Chogha Zanbil

10 February 2019

zikkurat-choqa-zanbil-iran-Ziggurat is an ancient Mesopotamian temple tower consisting of a high pyramidal structure built in successive stages with outside staircases and a shrine at the top. Kings could display their religious deeds by building a ziggurat. It was believed that Gods can descend to earth through the ziggurat’s staircase. The best-preserved ziggurat is Elamite Chogha Zanbil in Iran.

Elamite king Untash built Chogha Zanbil around 1250 BCE to venerate the great highland and lowland God Inshushinak, at one site. Before the recent excavations, people did not know the Chogha Zanbil, calling it upside-down basket mound resembling its structure.

This square-based ziggurat measures 105.2 meters on each side and around 25 meters height in tree levels – originally had five levels to reach about 53 meters. The levels were not constructed on the top of the lower level, and all five levels of the ziggurat rose from the ground.

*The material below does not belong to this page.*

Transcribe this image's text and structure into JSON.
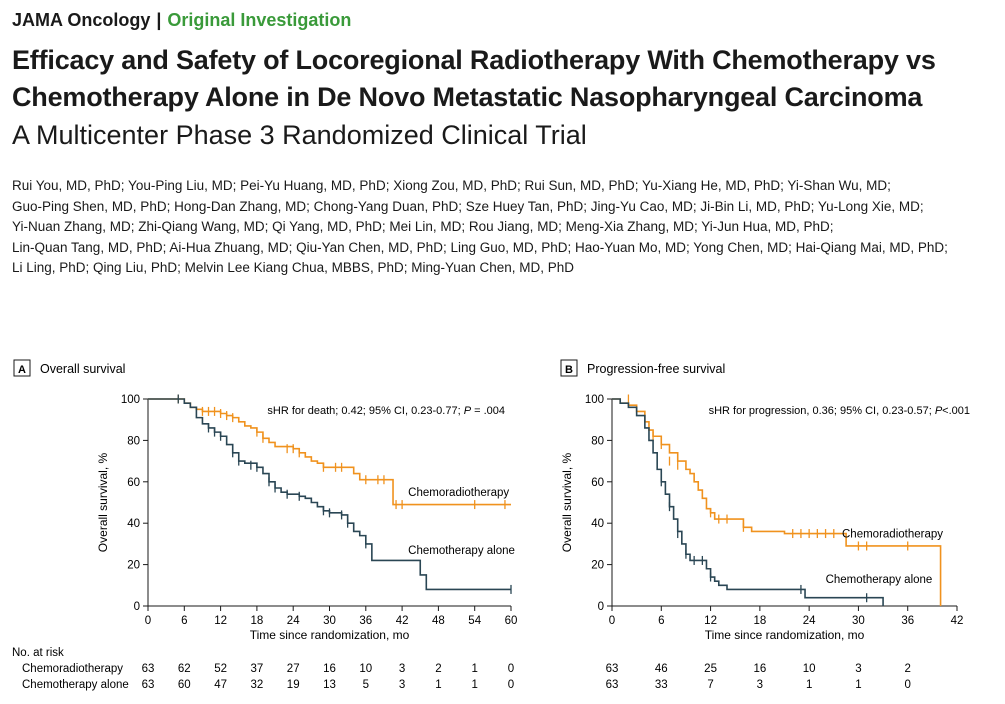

The ziggurat’s Façade was made of baked bricks, some which are carved with the names of Gods in the Elamite and Akkadian language. Cuneiform is one of the earliest systems of writing which was invented by the Sumerians.

An inscription found on a brick inside a gate reveals the history of this ancient temple: ” I, Untash-Napirisha, son of Hubannamena king of Anshan and Susa, desirous my life might be continually prosperous, and that my line might never come to an end, it is for this reason that I have built a temple of baked brick, a high temple with glazed brick; I gave it to Inshushinak of Siyan-kuk. I raised a ziggurat. That work I carried out, as an offering on my behalf, was agreeable to Inshushinak.”

Studies of the ziggurat and the rest of the archaeological site of Chogha Zanbil containing other temples, residences, tomb-palaces, and water reservoirs have made a central contribution to our knowledge about the architecture of this period of the Elamites.